The pictographs of Milla

The rock art panels of Milla are not far from Alero de Taira, and there is little doubt that they were derived from the figures found at the latter site. The Milla panels contain large-scale red pictographs painted onto rock walls that are highly visible from the valley floor. The combined use of lines and flat painting are typical of the Milla pictographs. The figures themselves consist of schematic humans and large, lifelike camelids with empty body cavities and, occasionally, exaggerated cloven hooves.
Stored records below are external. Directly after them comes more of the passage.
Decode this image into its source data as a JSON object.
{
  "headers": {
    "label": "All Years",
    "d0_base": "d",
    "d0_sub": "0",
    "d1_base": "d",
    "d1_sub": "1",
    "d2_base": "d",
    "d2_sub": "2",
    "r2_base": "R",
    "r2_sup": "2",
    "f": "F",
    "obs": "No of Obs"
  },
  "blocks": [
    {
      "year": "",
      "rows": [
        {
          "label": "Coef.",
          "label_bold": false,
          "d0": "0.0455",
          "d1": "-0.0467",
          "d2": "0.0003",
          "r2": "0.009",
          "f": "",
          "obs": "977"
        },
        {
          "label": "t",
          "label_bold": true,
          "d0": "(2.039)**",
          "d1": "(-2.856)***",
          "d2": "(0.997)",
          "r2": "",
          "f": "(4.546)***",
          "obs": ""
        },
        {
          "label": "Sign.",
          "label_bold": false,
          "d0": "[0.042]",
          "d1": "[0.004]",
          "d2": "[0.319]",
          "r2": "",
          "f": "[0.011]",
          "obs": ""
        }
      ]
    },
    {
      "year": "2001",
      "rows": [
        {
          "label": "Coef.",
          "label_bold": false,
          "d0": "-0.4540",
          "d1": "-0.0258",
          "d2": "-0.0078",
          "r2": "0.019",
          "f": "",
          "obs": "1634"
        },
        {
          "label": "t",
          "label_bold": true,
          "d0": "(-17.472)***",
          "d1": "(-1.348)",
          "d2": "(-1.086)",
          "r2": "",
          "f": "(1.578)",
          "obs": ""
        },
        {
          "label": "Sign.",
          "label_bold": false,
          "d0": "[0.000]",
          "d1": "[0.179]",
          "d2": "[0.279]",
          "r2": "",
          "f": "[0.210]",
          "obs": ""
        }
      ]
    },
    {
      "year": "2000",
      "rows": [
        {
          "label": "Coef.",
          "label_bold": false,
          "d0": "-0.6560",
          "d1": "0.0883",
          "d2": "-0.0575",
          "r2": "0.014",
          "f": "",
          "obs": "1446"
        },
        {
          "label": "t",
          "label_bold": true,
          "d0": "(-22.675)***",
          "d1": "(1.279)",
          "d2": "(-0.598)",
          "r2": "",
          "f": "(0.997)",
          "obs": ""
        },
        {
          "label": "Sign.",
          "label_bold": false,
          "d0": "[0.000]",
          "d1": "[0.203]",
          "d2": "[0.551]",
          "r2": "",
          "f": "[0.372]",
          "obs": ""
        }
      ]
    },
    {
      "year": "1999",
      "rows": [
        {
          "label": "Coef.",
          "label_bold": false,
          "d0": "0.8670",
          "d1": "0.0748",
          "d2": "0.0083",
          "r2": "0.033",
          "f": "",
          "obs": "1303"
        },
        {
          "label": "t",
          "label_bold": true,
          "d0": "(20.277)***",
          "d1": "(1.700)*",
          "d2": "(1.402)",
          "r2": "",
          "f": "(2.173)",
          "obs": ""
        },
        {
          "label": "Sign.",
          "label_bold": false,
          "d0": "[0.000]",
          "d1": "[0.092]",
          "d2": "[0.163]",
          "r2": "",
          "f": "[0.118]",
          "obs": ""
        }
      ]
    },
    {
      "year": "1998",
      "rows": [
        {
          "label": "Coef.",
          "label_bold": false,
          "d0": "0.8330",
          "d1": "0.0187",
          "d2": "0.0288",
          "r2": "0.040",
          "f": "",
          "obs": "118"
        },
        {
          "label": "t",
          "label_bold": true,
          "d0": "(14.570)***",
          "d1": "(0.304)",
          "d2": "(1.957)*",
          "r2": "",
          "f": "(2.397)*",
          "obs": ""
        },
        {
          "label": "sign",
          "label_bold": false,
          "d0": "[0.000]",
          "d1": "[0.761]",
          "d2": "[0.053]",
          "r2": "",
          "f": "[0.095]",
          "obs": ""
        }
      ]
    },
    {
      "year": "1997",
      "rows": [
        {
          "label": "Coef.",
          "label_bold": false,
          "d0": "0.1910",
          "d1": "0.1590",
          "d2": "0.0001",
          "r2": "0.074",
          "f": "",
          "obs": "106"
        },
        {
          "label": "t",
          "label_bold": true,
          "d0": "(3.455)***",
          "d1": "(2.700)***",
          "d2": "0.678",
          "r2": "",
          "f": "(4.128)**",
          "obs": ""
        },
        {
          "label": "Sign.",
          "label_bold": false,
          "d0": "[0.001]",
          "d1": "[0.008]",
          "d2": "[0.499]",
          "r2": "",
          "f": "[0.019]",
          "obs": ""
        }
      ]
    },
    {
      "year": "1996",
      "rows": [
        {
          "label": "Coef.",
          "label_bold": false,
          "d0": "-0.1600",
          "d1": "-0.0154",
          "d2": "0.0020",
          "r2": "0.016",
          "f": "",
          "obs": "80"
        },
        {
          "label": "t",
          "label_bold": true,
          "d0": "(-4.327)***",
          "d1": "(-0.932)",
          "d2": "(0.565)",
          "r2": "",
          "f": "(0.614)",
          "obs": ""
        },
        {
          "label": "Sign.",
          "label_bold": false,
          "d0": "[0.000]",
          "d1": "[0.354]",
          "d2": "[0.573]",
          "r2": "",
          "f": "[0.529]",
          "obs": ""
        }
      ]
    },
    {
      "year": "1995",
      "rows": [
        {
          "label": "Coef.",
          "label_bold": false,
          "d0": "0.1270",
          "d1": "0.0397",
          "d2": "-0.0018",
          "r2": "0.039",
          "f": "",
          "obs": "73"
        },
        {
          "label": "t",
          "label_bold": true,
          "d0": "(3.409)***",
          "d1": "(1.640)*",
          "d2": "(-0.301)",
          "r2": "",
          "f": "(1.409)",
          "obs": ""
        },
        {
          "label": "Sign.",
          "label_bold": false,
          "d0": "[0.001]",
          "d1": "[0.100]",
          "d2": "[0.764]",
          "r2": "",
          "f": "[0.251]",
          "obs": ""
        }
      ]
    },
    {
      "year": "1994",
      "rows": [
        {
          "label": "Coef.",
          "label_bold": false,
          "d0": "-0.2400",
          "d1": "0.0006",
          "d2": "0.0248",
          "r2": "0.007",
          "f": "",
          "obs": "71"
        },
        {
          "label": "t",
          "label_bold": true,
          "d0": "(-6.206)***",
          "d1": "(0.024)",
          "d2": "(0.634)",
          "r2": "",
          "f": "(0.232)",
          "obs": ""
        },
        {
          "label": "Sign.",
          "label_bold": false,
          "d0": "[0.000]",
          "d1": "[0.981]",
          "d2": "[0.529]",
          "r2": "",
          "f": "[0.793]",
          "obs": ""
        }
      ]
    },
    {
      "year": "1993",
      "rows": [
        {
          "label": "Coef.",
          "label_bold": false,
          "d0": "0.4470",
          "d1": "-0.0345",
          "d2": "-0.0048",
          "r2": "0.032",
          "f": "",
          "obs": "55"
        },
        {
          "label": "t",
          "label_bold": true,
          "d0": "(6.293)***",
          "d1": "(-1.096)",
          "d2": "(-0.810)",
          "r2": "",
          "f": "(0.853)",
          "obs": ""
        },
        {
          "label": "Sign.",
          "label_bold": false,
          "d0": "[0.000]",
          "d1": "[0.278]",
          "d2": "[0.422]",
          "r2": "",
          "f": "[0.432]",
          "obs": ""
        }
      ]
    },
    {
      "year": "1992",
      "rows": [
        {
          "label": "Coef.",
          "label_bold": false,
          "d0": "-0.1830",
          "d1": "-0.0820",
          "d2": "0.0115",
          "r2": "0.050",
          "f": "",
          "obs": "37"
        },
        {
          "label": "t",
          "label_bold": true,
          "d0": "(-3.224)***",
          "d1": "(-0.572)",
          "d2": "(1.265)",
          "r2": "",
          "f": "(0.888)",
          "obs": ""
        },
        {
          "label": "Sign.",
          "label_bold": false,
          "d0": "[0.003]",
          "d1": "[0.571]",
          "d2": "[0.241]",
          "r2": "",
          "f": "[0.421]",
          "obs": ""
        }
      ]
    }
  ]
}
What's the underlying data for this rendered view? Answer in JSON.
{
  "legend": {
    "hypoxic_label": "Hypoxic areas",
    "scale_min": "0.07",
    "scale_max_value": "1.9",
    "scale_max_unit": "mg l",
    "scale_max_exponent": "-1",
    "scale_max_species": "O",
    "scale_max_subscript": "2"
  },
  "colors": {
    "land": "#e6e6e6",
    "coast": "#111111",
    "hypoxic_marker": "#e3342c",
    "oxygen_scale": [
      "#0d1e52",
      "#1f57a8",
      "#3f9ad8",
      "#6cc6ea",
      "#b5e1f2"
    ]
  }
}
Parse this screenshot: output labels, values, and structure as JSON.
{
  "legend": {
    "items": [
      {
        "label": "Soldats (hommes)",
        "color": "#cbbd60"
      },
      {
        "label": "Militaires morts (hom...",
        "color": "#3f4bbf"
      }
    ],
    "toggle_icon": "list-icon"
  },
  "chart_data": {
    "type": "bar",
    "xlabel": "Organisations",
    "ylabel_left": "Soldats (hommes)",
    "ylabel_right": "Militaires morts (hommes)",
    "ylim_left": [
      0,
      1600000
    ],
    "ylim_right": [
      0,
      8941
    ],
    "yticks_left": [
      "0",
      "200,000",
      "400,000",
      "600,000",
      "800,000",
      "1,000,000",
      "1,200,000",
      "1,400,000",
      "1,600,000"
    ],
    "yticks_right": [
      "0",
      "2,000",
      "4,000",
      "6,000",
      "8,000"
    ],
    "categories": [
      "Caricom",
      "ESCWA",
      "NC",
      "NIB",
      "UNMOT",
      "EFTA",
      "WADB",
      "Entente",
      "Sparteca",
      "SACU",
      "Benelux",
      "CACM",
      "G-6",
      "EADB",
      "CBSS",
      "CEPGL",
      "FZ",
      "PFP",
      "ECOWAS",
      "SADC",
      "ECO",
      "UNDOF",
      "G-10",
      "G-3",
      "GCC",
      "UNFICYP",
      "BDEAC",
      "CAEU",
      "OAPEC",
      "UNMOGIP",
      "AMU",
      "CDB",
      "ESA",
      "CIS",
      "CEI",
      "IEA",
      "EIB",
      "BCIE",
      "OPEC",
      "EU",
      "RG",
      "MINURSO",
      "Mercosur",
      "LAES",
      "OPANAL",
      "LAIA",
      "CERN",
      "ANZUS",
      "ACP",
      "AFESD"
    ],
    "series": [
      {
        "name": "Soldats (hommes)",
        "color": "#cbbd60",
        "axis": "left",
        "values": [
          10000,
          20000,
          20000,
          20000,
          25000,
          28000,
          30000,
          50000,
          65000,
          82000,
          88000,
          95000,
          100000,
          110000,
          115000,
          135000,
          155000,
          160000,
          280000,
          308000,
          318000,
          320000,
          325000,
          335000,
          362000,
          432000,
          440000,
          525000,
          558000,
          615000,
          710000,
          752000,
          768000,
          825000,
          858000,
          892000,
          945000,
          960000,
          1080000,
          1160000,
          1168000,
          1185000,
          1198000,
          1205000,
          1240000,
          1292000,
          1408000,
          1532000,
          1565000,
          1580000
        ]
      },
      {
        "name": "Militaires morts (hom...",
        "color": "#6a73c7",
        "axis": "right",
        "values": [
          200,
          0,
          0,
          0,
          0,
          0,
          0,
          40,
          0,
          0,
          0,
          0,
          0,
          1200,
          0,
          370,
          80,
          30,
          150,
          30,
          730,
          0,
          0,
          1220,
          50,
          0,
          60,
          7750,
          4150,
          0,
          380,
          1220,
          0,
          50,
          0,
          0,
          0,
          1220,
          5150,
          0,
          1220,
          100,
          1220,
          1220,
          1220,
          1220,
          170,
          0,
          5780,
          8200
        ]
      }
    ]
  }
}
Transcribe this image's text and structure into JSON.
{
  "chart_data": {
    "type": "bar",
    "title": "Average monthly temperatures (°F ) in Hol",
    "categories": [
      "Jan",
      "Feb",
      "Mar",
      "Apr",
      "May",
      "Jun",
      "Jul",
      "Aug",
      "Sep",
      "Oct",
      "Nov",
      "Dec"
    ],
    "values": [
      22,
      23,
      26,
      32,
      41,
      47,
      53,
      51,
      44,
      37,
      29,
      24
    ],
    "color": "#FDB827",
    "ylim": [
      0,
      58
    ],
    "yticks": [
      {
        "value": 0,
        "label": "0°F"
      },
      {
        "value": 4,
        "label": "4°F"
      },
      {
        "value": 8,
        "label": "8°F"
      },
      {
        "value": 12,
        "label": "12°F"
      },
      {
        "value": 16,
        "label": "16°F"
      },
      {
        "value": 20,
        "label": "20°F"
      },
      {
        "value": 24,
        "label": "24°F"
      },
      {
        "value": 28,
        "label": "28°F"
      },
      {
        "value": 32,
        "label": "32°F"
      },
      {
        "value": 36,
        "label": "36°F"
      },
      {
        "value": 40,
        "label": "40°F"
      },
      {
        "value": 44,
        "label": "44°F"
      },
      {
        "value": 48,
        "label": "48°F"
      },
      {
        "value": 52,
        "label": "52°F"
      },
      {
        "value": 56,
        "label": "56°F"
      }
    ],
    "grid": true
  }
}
On one of the panels, two camelids with blank faces, one with an empty womb, are depicted walking, followed by a person wearing a feather plume and preceded by another dressed in a tunic decorated with a zigzag motif and headdress similar to the traditional conical hats of the Tamarugal Pampa.

Another panel contains a scene that is explicitly linked to llama reproduction, revealing the creator’sconcern with herd fertility, similar to that reflected at Kalina and Taira. On the left of this scene, a male camelid copulates with a female, only distinguishable by the back of her neck and forward-facing ears. On the right, a herdsman pulls another llama by a rope tied around its neck, perhaps a second female that he is planning to breed with the stud. One remarkable feature is that the bodies of the camelids are covered with thin wavy lines, which may represent the wool that the herders hope to obtain from the offspring that results from the mating.

Location: Upper Loa River, Region II of Antofagasta.

Timeframe: Approximately 1000–1400 A.D.

Site: Milla

Source: J. Berenguer, 1999, “El evanescente lenguaje del arte rupestre en los Andes atacameños”, inArte rupestre en los Andes de Capricornio, J. Berenguer and F. Gallardo, eds., p. 37, Museo Chileno de Arte Precolombino, Santiago.